Public Option Health Care will pass in reconcilliation with 51 votes or more, all Democrats. HCAN’s whip count currently stands at 45, and it will be 46 as soon as Deval Patrick can appoint a replacement for Senator Kennedy. That’s 5 votes away, and all 5 are Democrats. Two of them I’m sure will be Ron Wyden and Robert Byrd. That leaves our choice of Begich, Tester, Pryor, the Nelsons, Landrieu, Lincoln, Bayh, Carper, Conrad, and Baucus – just need 3. And if we keep pushing, we can stiffen Obama and Reid’s spines enough to push a few of these guys to come to the table.

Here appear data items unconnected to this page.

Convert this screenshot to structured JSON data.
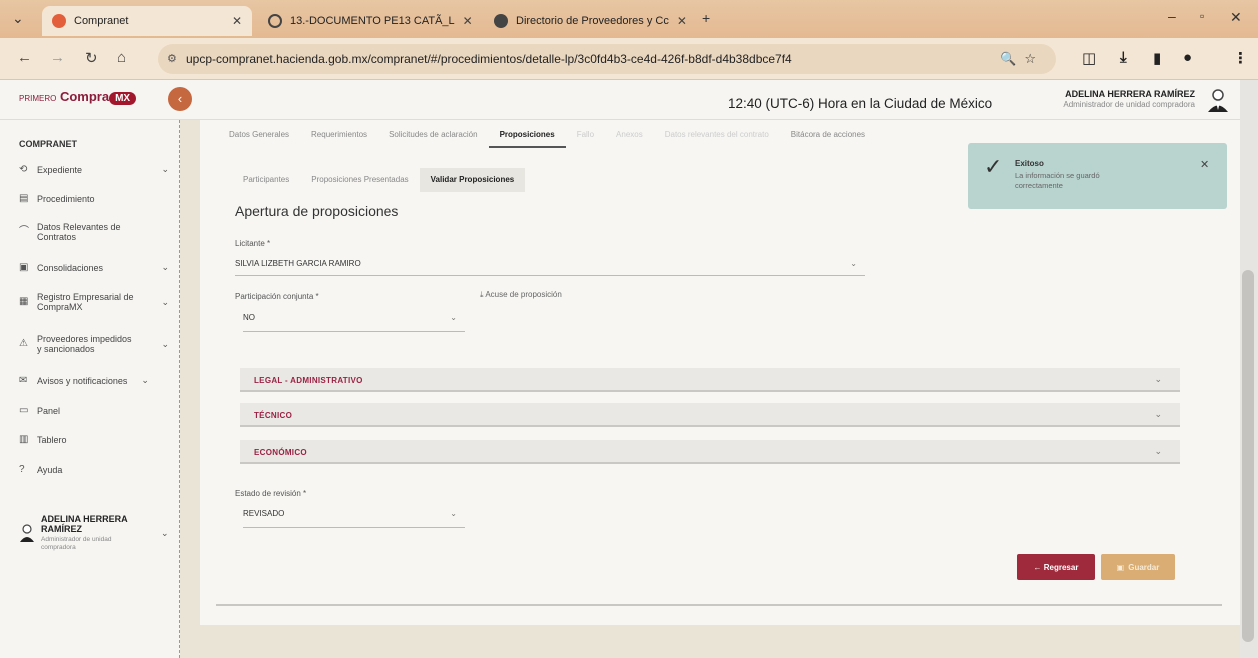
{
  "browser": {
    "tabs": [
      {
        "title": "Compranet",
        "active": true
      },
      {
        "title": "13.-DOCUMENTO PE13 CATÃ_L",
        "active": false
      },
      {
        "title": "Directorio de Proveedores y Cc",
        "active": false
      }
    ],
    "url": "upcp-compranet.hacienda.gob.mx/compranet/#/procedimientos/detalle-lp/3c0fd4b3-ce4d-426f-b8df-d4b38dbce7f4"
  },
  "header": {
    "logo_prefix": "PRIMERO",
    "logo_text": "Compra",
    "logo_pill": "MX",
    "clock": "12:40 (UTC-6) Hora en la Ciudad de México",
    "user_name": "ADELINA HERRERA RAMÍREZ",
    "user_role": "Administrador de unidad compradora"
  },
  "sidebar": {
    "title": "COMPRANET",
    "items": [
      {
        "label": "Expediente",
        "icon": "folder-icon",
        "chevron": true
      },
      {
        "label": "Procedimiento",
        "icon": "document-icon",
        "chevron": false
      },
      {
        "label": "Datos Relevantes de Contratos",
        "icon": "chart-icon",
        "chevron": false
      },
      {
        "label": "Consolidaciones",
        "icon": "layers-icon",
        "chevron": true
      },
      {
        "label": "Registro Empresarial de CompraMX",
        "icon": "building-icon",
        "chevron": true
      },
      {
        "label": "Proveedores impedidos y sancionados",
        "icon": "warning-icon",
        "chevron": true
      },
      {
        "label": "Avisos y notificaciones",
        "icon": "bell-icon",
        "chevron": true
      },
      {
        "label": "Panel",
        "icon": "panel-icon",
        "chevron": false
      },
      {
        "label": "Tablero",
        "icon": "dashboard-icon",
        "chevron": false
      },
      {
        "label": "Ayuda",
        "icon": "help-icon",
        "chevron": false
      }
    ],
    "user_name_line1": "ADELINA HERRERA",
    "user_name_line2": "RAMÍREZ",
    "user_role": "Administrador de unidad compradora"
  },
  "main": {
    "tabs": [
      {
        "label": "Datos Generales",
        "active": false
      },
      {
        "label": "Requerimientos",
        "active": false
      },
      {
        "label": "Solicitudes de aclaración",
        "active": false
      },
      {
        "label": "Proposiciones",
        "active": true
      },
      {
        "label": "Fallo",
        "active": false
      },
      {
        "label": "Anexos",
        "active": false
      },
      {
        "label": "Datos relevantes del contrato",
        "active": false
      },
      {
        "label": "Bitácora de acciones",
        "active": false
      }
    ],
    "subtabs": [
      {
        "label": "Participantes",
        "active": false
      },
      {
        "label": "Proposiciones Presentadas",
        "active": false
      },
      {
        "label": "Validar Proposiciones",
        "active": true
      }
    ],
    "section_title": "Apertura de proposiciones",
    "licitante": {
      "label": "Licitante *",
      "value": "SILVIA LIZBETH GARCIA RAMIRO"
    },
    "participacion": {
      "label": "Participación conjunta *",
      "value": "NO"
    },
    "acuse_link": "Acuse de proposición",
    "accordions": [
      {
        "label": "LEGAL - ADMINISTRATIVO"
      },
      {
        "label": "TÉCNICO"
      },
      {
        "label": "ECONÓMICO"
      }
    ],
    "estado": {
      "label": "Estado de revisión *",
      "value": "REVISADO"
    },
    "back_button": "← Regresar",
    "save_button": "Guardar"
  },
  "toast": {
    "title": "Exitoso",
    "message": "La información se guardó correctamente"
  },
  "colors": {
    "accent": "#9b2143",
    "back_button": "#9e2a3c",
    "save_button": "#d9ad74",
    "toast_bg": "#b9d3cf"
  }
}
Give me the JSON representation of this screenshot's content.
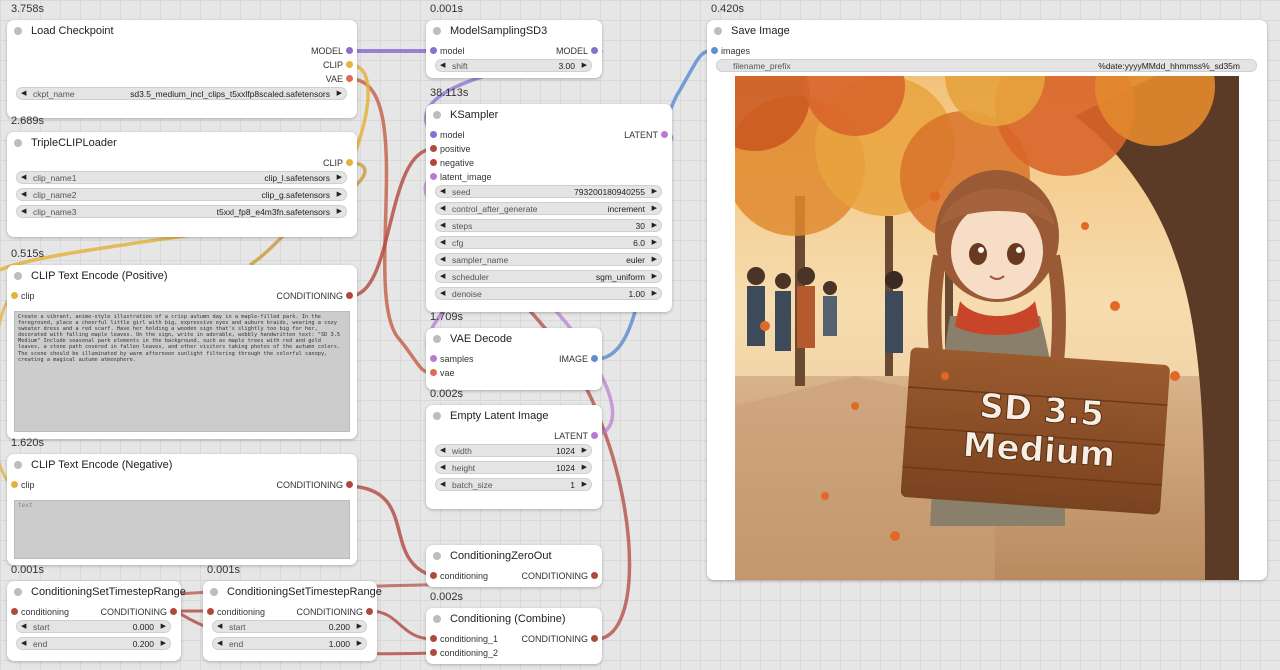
{
  "colors": {
    "model": "#8a6fd0",
    "clip": "#e2b33e",
    "vae": "#e06a57",
    "conditioning": "#b0483e",
    "latent": "#b77ad2",
    "image": "#5f8fcf",
    "canvas": "#e6e6e6",
    "node": "#ffffff"
  },
  "nodes": {
    "load_checkpoint": {
      "timing": "3.758s",
      "title": "Load Checkpoint",
      "outputs": {
        "model": "MODEL",
        "clip": "CLIP",
        "vae": "VAE"
      },
      "ckpt_name": {
        "label": "ckpt_name",
        "value": "sd3.5_medium_incl_clips_t5xxlfp8scaled.safetensors"
      }
    },
    "triple_clip": {
      "timing": "2.689s",
      "title": "TripleCLIPLoader",
      "outputs": {
        "clip": "CLIP"
      },
      "widgets": [
        {
          "label": "clip_name1",
          "value": "clip_l.safetensors"
        },
        {
          "label": "clip_name2",
          "value": "clip_g.safetensors"
        },
        {
          "label": "clip_name3",
          "value": "t5xxl_fp8_e4m3fn.safetensors"
        }
      ]
    },
    "clip_pos": {
      "timing": "0.515s",
      "title": "CLIP Text Encode (Positive)",
      "inputs": {
        "clip": "clip"
      },
      "outputs": {
        "conditioning": "CONDITIONING"
      },
      "text": "Create a vibrant, anime-style illustration of a crisp autumn day in a maple-filled park. In the foreground, place a cheerful little girl with big, expressive eyes and auburn braids, wearing a cozy sweater dress and a red scarf. Have her holding a wooden sign that's slightly too big for her, decorated with falling maple leaves. On the sign, write in adorable, wobbly handwritten text: \"SD 3.5 Medium\" Include seasonal park elements in the background, such as maple trees with red and gold leaves, a stone path covered in fallen leaves, and other visitors taking photos of the autumn colors. The scene should be illuminated by warm afternoon sunlight filtering through the colorful canopy, creating a magical autumn atmosphere."
    },
    "clip_neg": {
      "timing": "1.620s",
      "title": "CLIP Text Encode (Negative)",
      "inputs": {
        "clip": "clip"
      },
      "outputs": {
        "conditioning": "CONDITIONING"
      },
      "placeholder": "text"
    },
    "cond_range1": {
      "timing": "0.001s",
      "title": "ConditioningSetTimestepRange",
      "inputs": {
        "conditioning": "conditioning"
      },
      "outputs": {
        "conditioning": "CONDITIONING"
      },
      "widgets": [
        {
          "label": "start",
          "value": "0.000"
        },
        {
          "label": "end",
          "value": "0.200"
        }
      ]
    },
    "cond_range2": {
      "timing": "0.001s",
      "title": "ConditioningSetTimestepRange",
      "inputs": {
        "conditioning": "conditioning"
      },
      "outputs": {
        "conditioning": "CONDITIONING"
      },
      "widgets": [
        {
          "label": "start",
          "value": "0.200"
        },
        {
          "label": "end",
          "value": "1.000"
        }
      ]
    },
    "model_sampling": {
      "timing": "0.001s",
      "title": "ModelSamplingSD3",
      "inputs": {
        "model": "model"
      },
      "outputs": {
        "model": "MODEL"
      },
      "widgets": [
        {
          "label": "shift",
          "value": "3.00"
        }
      ]
    },
    "ksampler": {
      "timing": "38.113s",
      "title": "KSampler",
      "inputs": {
        "model": "model",
        "positive": "positive",
        "negative": "negative",
        "latent_image": "latent_image"
      },
      "outputs": {
        "latent": "LATENT"
      },
      "widgets": [
        {
          "label": "seed",
          "value": "793200180940255"
        },
        {
          "label": "control_after_generate",
          "value": "increment"
        },
        {
          "label": "steps",
          "value": "30"
        },
        {
          "label": "cfg",
          "value": "6.0"
        },
        {
          "label": "sampler_name",
          "value": "euler"
        },
        {
          "label": "scheduler",
          "value": "sgm_uniform"
        },
        {
          "label": "denoise",
          "value": "1.00"
        }
      ]
    },
    "vae_decode": {
      "timing": "1.709s",
      "title": "VAE Decode",
      "inputs": {
        "samples": "samples",
        "vae": "vae"
      },
      "outputs": {
        "image": "IMAGE"
      }
    },
    "empty_latent": {
      "timing": "0.002s",
      "title": "Empty Latent Image",
      "outputs": {
        "latent": "LATENT"
      },
      "widgets": [
        {
          "label": "width",
          "value": "1024"
        },
        {
          "label": "height",
          "value": "1024"
        },
        {
          "label": "batch_size",
          "value": "1"
        }
      ]
    },
    "cond_zero": {
      "title": "ConditioningZeroOut",
      "inputs": {
        "conditioning": "conditioning"
      },
      "outputs": {
        "conditioning": "CONDITIONING"
      }
    },
    "cond_combine": {
      "timing": "0.002s",
      "title": "Conditioning (Combine)",
      "inputs": {
        "conditioning_1": "conditioning_1",
        "conditioning_2": "conditioning_2"
      },
      "outputs": {
        "conditioning": "CONDITIONING"
      }
    },
    "save_image": {
      "timing": "0.420s",
      "title": "Save Image",
      "inputs": {
        "images": "images"
      },
      "filename_prefix": {
        "label": "filename_prefix",
        "value": "%date:yyyyMMdd_hhmmss%_sd35m"
      },
      "preview": {
        "sign_line1": "SD 3.5",
        "sign_line2": "Medium"
      }
    }
  }
}
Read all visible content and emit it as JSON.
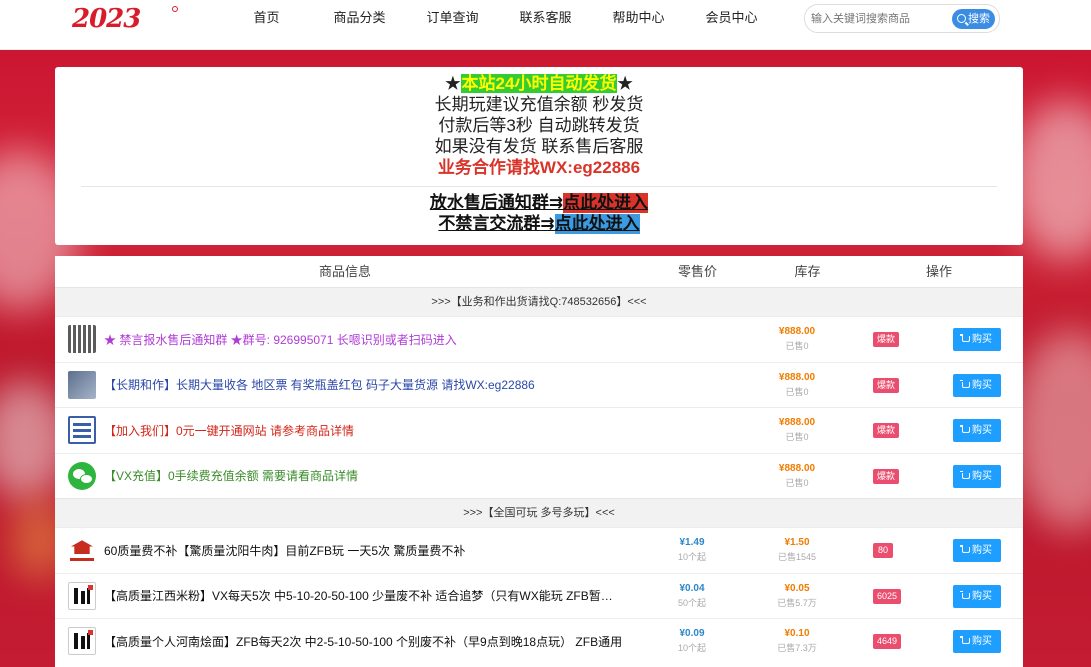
{
  "header": {
    "logo_text": "2023",
    "nav": [
      "首页",
      "商品分类",
      "订单查询",
      "联系客服",
      "帮助中心",
      "会员中心"
    ],
    "search": {
      "placeholder": "输入关键词搜索商品",
      "button": "搜索"
    }
  },
  "notice": {
    "line1_prefix": "★",
    "line1_highlight": "本站24小时自动发货",
    "line1_suffix": "★",
    "line2": "长期玩建议充值余额 秒发货",
    "line3": "付款后等3秒  自动跳转发货",
    "line4": "如果没有发货 联系售后客服",
    "line5": "业务合作请找WX:eg22886",
    "group1_text": "放水售后通知群⇉",
    "group1_link": "点此处进入",
    "group2_text": "不禁言交流群⇉",
    "group2_link": "点此处进入"
  },
  "table": {
    "headers": {
      "info": "商品信息",
      "price": "零售价",
      "stock": "库存",
      "op": "操作"
    },
    "section1": ">>>【业务和作出货请找Q:748532656】<<<",
    "section2": ">>>【全国可玩 多号多玩】<<<",
    "buy_label": "购买",
    "rows1": [
      {
        "icon": "qrcode-icon",
        "title": "★ 禁言报水售后通知群 ★群号: 926995071 长嗯识别或者扫码进入",
        "price": "¥888.00",
        "sold": "已售0",
        "stock": "爆款"
      },
      {
        "icon": "handshake-icon",
        "title": "【长期和作】长期大量收各 地区票 有奖瓶盖红包 码子大量货源 请找WX:eg22886",
        "price": "¥888.00",
        "sold": "已售0",
        "stock": "爆款"
      },
      {
        "icon": "join-us-icon",
        "title": "【加入我们】0元一键开通网站 请参考商品详情",
        "price": "¥888.00",
        "sold": "已售0",
        "stock": "爆款"
      },
      {
        "icon": "wechat-icon",
        "title": "【VX充值】0手续费充值余额 需要请看商品详情",
        "price": "¥888.00",
        "sold": "已售0",
        "stock": "爆款"
      }
    ],
    "rows2": [
      {
        "icon": "shop-logo-icon",
        "title": "60质量费不补【驚质量沈阳牛肉】目前ZFB玩 一天5次 驚质量费不补",
        "unit_price": "¥1.49",
        "unit_min": "10个起",
        "price": "¥1.50",
        "sold": "已售1545",
        "stock": "80"
      },
      {
        "icon": "jiangxi-logo-icon",
        "title": "【高质量江西米粉】VX每天5次 中5-10-20-50-100 少量废不补 适合追梦（只有WX能玩 ZFB暂不能玩）",
        "unit_price": "¥0.04",
        "unit_min": "50个起",
        "price": "¥0.05",
        "sold": "已售5.7万",
        "stock": "6025"
      },
      {
        "icon": "henan-logo-icon",
        "title": "【高质量个人河南烩面】ZFB每天2次 中2-5-10-50-100 个别废不补（早9点到晚18点玩） ZFB通用",
        "unit_price": "¥0.09",
        "unit_min": "10个起",
        "price": "¥0.10",
        "sold": "已售7.3万",
        "stock": "4649"
      }
    ]
  }
}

50 and Biden will work too!
It’s so cute. The conservatives try their little hearts out trying to make the public option be not popular. But every poll that is worded correctly so that people actually know what they’re being asked about shows the public option as quite popular. xstryker is right. It will pass. And not long after it takes effect it will be very popular, just like the other social programs, and it won’t matter a bit whether it passed with 50, 51, or 91 votes.
Exactly, Scott. No one remembers how a bill was passed once it’s passed except the real political junkies. I can prove this because look at the media coverage of budget reconciliation. The media is acting like it’s something new when in fact Bush pushed his tax cuts through using budget reconciliation. Does anyone remember that?
The public option isn’t dead. I think co-ops are dead, though. I think what we’re fighting about now is how strong or weak the public option will be.